Les hommes représentent 12 % de la profession IDE. Une petite minorité qui peut se retrouver, encore aujourd’hui, confrontée aux préjugés de genre.
Un peu moins d’une infirmière sur huit est un infirmier. Une proportion non négligeable qui devrait légèrement augmenter dans le futur. En effet, la Drees(1), service des statistiques du ministère de la Santé, notait, en mai 2011, que « la part de femmes parmi les infirmiers (88 %) est restée stable au cours de la dernière décennie ». Cette étude montrait un taux de féminisation plus important en Ehpad (93 %) qu’à l’hôpital privé (89 %) ou public (87 %) et en libéral (83 %). En 2016, une autre enquête de la Drees sur les étudiants infirmiers de 2014 indiquait, elle, une proportion de 16,8 % d’hommes en formation : 15 290 sur un total de 90 976.
Des avantages et des inconvénients
Minoritaires, ces hommes estiment-ils pour autant être victimes de préjugés ? Les réponses divergent. « On ne peut pas dire qu’on rencontre des préjugés mais on fait face à des interactions liées au genre, répond Thierry Amouroux, porte-parole du Syndicat national des professionnels infirmiers (SNPI). Par exemple, quand l’encadrement demande à un IDE de venir déplacer un meuble, il est utile de rappeler qu’il y a des services techniques pour cela. » Même chose en cas de tensions avec les patients aux urgences : c’est souvent l’IDE homme qu’on envoie calmer les perturbateurs.
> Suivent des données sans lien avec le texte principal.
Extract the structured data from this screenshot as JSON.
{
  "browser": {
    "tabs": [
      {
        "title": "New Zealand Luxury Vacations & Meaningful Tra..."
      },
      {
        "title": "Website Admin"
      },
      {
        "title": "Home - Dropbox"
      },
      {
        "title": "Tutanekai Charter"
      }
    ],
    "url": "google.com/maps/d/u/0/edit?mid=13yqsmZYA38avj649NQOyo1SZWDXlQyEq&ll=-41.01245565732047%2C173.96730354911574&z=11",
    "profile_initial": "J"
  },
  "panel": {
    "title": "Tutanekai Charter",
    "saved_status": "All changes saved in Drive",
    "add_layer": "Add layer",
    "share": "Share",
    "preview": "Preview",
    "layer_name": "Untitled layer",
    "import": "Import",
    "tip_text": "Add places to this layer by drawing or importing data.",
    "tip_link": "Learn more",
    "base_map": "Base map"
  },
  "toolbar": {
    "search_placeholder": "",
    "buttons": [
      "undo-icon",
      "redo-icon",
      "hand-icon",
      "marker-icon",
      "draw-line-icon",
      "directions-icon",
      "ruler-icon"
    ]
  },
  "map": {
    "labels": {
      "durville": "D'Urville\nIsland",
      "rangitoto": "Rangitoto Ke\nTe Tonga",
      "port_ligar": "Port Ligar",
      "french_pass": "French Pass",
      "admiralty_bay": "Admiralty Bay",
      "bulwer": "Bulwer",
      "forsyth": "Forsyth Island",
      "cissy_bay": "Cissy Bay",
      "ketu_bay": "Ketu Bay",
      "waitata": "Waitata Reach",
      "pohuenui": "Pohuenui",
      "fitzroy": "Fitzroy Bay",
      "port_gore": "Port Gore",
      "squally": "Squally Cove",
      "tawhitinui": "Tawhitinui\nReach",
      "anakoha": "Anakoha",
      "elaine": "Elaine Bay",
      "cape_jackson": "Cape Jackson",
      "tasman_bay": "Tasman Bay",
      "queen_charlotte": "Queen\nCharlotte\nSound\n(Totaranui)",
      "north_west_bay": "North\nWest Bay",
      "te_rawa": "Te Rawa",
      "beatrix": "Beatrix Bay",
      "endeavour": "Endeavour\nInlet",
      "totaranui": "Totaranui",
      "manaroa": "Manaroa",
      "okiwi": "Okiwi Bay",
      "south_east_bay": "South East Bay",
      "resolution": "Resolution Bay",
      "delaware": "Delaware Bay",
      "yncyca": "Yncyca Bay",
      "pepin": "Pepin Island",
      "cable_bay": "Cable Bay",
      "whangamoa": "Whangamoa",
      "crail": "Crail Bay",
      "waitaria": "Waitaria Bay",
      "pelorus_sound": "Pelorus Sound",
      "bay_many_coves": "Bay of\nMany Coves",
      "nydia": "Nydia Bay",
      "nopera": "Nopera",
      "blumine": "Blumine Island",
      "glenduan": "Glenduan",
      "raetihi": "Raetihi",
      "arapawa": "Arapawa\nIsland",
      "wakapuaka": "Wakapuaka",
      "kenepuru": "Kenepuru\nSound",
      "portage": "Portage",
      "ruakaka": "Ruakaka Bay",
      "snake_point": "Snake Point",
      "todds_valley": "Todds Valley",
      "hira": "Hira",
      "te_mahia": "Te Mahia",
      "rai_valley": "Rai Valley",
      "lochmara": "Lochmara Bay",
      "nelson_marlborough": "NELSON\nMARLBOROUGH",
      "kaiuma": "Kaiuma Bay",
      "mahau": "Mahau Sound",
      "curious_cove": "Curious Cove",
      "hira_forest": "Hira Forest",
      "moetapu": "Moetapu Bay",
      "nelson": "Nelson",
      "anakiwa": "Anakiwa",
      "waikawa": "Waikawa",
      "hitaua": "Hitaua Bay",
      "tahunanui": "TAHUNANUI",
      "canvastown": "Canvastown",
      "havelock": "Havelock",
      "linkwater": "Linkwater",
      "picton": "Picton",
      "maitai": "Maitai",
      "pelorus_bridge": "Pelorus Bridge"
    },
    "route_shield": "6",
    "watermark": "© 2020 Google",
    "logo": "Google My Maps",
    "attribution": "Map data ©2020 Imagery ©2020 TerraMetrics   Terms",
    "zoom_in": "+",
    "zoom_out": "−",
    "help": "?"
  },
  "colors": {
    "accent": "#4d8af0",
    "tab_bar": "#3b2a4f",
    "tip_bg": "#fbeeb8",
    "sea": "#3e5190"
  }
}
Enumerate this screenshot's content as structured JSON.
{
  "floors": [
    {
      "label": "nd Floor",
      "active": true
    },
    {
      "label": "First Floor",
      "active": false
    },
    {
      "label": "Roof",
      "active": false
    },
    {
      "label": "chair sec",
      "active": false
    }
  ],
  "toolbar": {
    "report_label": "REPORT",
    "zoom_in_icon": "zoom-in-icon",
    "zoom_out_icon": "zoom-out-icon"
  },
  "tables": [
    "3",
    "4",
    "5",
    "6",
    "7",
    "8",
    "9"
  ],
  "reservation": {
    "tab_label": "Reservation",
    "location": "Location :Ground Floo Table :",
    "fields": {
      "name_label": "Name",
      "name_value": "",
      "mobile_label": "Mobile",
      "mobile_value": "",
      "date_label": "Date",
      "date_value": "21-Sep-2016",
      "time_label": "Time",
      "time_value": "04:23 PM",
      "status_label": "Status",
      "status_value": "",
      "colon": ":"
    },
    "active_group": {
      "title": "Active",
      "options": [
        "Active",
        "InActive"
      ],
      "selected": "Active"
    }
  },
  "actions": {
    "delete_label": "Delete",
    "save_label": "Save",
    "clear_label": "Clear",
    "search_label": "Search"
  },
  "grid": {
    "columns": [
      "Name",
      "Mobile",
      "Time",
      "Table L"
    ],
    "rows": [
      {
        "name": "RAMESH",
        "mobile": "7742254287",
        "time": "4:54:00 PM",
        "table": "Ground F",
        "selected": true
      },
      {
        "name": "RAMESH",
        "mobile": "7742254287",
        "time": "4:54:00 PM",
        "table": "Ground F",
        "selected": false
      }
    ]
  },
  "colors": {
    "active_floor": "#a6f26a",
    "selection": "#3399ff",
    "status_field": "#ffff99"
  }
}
« Les collègues féminines comptent sur nous et on est souvent en première ligne face à cette violence, même si ce n’est pas notre rôle de faire la sécurité », estime Aurélien, 36 ans, IDE aux urgences d’un CH, pour qui, en dehors de ces situations particulières, les hommes ne font pas particulièrement face aux préjugés dans la profession. En revanche, en raison de leur faible nombre, ils sont, selon lui, accueillis un peu plus chaleureusement par les équipes. Julien Martinez, infirmier psychiatrique à Lyon, pense aussi que les hommes bénéficient d’une sorte de « capital sympathie » de départ. « Quand il n’y a qu’un garçon parmi les stagiaires, on va se rappeler plus rapidement de son prénom que de celui des autres, décrit-il. De manière générale, il y a un a priori positif quand un homme arrive dans une équipe, car cela permet de rééquilibrer un peu la parité. En revanche, je n’ai pas le sentiment que, par la suite, on fasse de différences de traitements entre les hommes et les femmes IDE. » Dans le même temps, des infirmiers dénoncent des a priori négatifs à leur égard. Ainsi, Julien Martinez n’avait, durant sa formation, pas trouvé de stage en libéral. « Les Idel que j’avais contactées pensaient que le fait que je sois un homme allait déranger leurs patientes, notamment pour les toilettes, regrette-t-il. À mon avis, elles pensaient à la place de leurs patientes, mais c’est malheureusement un préjugé qui persiste. » Le refus d’une patiente d’être soignée par un homme semble, dans les faits, assez marginal. « Cela peut arriver, parfois pour des raisons religieuses, mais, dans la majorité des cas, la blouse blanche neutralise l’intervenant », rappelle Thierry Amouroux. D’autres stéréotypes ont pu heurter des IDE. « À mon oral de concours de l’Ifsi, en 2013, on m’a demandé si cela me dérangerait d’avoir des collègues féminines et de recevoir des consignes de la part de femmes », s’étonne encore aujourd’hui Merlin, IDE aux urgences d’un CH. Ce jeune infirmier garde également un souvenir amer d’un stage en puériculture. « On m’a fait comprendre que je ne devais pas être trop présent quand les parents venaient, car la présence d’un homme dans une crèche pouvait les questionner, raconte-t-il. Ce soupçon qu’un homme pourrait être un pédophile est très blessant. »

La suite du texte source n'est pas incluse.